# Maintainer PR Review SOP

This SOP turns DeePTB's maintenance documents into a concrete PR review flow. It is meant for maintainers reviewing alone or with AI assistance.

## 1. Intake

Start by reading the PR title, body, changed files, and CI status.

- Confirm the scope is clear and not mixed with unrelated cleanup.
- Check the DeePTB Impact Area section in the PR template.
- Check whether AI assistance was used and whether the author documented manual review.
- Check compatibility answers for public API, CLI, config schema, checkpoints, and datasets.
- Ask for clarification before reviewing deeply if the PR intent is unclear.

## 2. Risk Triage

Use `docs/maintenance/risk_map.md` to classify the PR.
For a first-pass advisory plan, run:

```bash
git diff --name-only main...HEAD | python scripts/ci/pr_review_plan.py --stdin
```

Use the script output as a prompt for human review, not as an automatic merge decision.
On GitHub, the advisory PR Review Plan may also appear as a bot comment. That comment is generated from changed file names only; it should start the review, not end it.

**Low risk**

- Documentation-only changes.
- Issue template or maintenance text changes.
- Packaging metadata changes without dependency or install behavior changes.

**Medium risk**

- Embedding, prediction, dataset backend, CLI, postprocess, export, or plugin changes.
- Docs/examples changes that affect user commands or config snippets.

**High risk**

- Any high-risk file from `risk_map.md`.
- Changes to tensor shapes, dtype, device movement, batching, ordering, masks, or key names.
- Changes to config schema/defaults, checkpoint compatibility, dataset compatibility, Hamiltonian/overlap, eigenvalues, loss, training behavior, or export semantics.
- PRs that touch both data representation and model behavior.

If the PR risk level in the template disagrees with this triage, use the higher risk level unless the reason is clearly documented.

## 3. AI Review

For medium and high risk PRs, run both prompts from `docs/maintenance/ai_review_prompts.md`:

- Maintainer Review Prompt.
- Test Gap Review Prompt.

Use the PR title, PR body, diff against `main`, `CONTEXT.md`, `risk_map.md`, `test_strategy.md`, and relevant CI or local test output as context.

AI findings are advisory. Handle each actionable finding by fixing it, asking the author to fix it, or recording why it is waived.

## 4. Test Selection

Choose the smallest test set that matches the PR risk, then expand when evidence is missing.

```bash
python scripts/ci/check_repository_hygiene.py
uv run pytest ./dptb/tests -m smoke
uv run pytest ./dptb/tests -m regression
uv run pytest ./dptb/tests -m "not slow"
uv run pytest ./dptb/tests
```

- Run repository hygiene for examples, docs navigation, maintenance docs, or workflow changes.
- Run `smoke` for broad PRs before deep review.
- Run `regression` for high-risk files or compatibility-sensitive behavior.
- Run `not slow` when you need wider confidence without the heaviest workflows.
- Run the full suite before merging changes to model behavior, training, Hamiltonian construction, datasets, checkpoint behavior, or public workflows.

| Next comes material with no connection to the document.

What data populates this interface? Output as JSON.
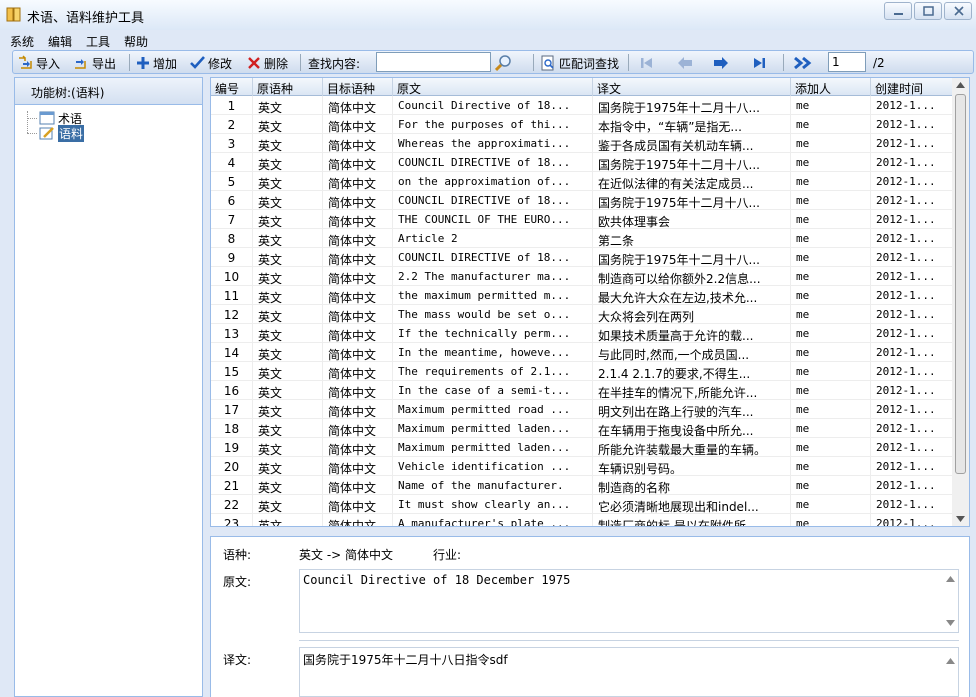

Do not treat missing local optional dependencies as silent success. Record the skipped environment and whether CI covers it.

## 5. Hold Conditions

Hold the PR instead of merging when any of these apply:

- PR scope is unclear or mixes unrelated changes.
- High-risk behavior changed without a regression test or a documented waiver.
- Config, checkpoint, dataset, CLI, or public API compatibility is unclear.
- CI failed and the failure is not explained.
- AI review identified a plausible correctness issue that was not resolved or waived.
- Tensor/key/order semantics changed but the PR does not explain the intended behavior.
- Remaining risk is too large to describe in the Merge Decision.

## 6. Merge Decision

Before merging, fill the PR template's Merge Decision section.

```md
Recommendation: merge / merge after fixes / hold

Reason:
- ...

Tests:
- ...

Remaining risks:
- ...

Known limitations:
- ...

Follow-up issue needed: yes / no
```

The merge decision should make future debugging easier. If a risk is accepted, name it directly.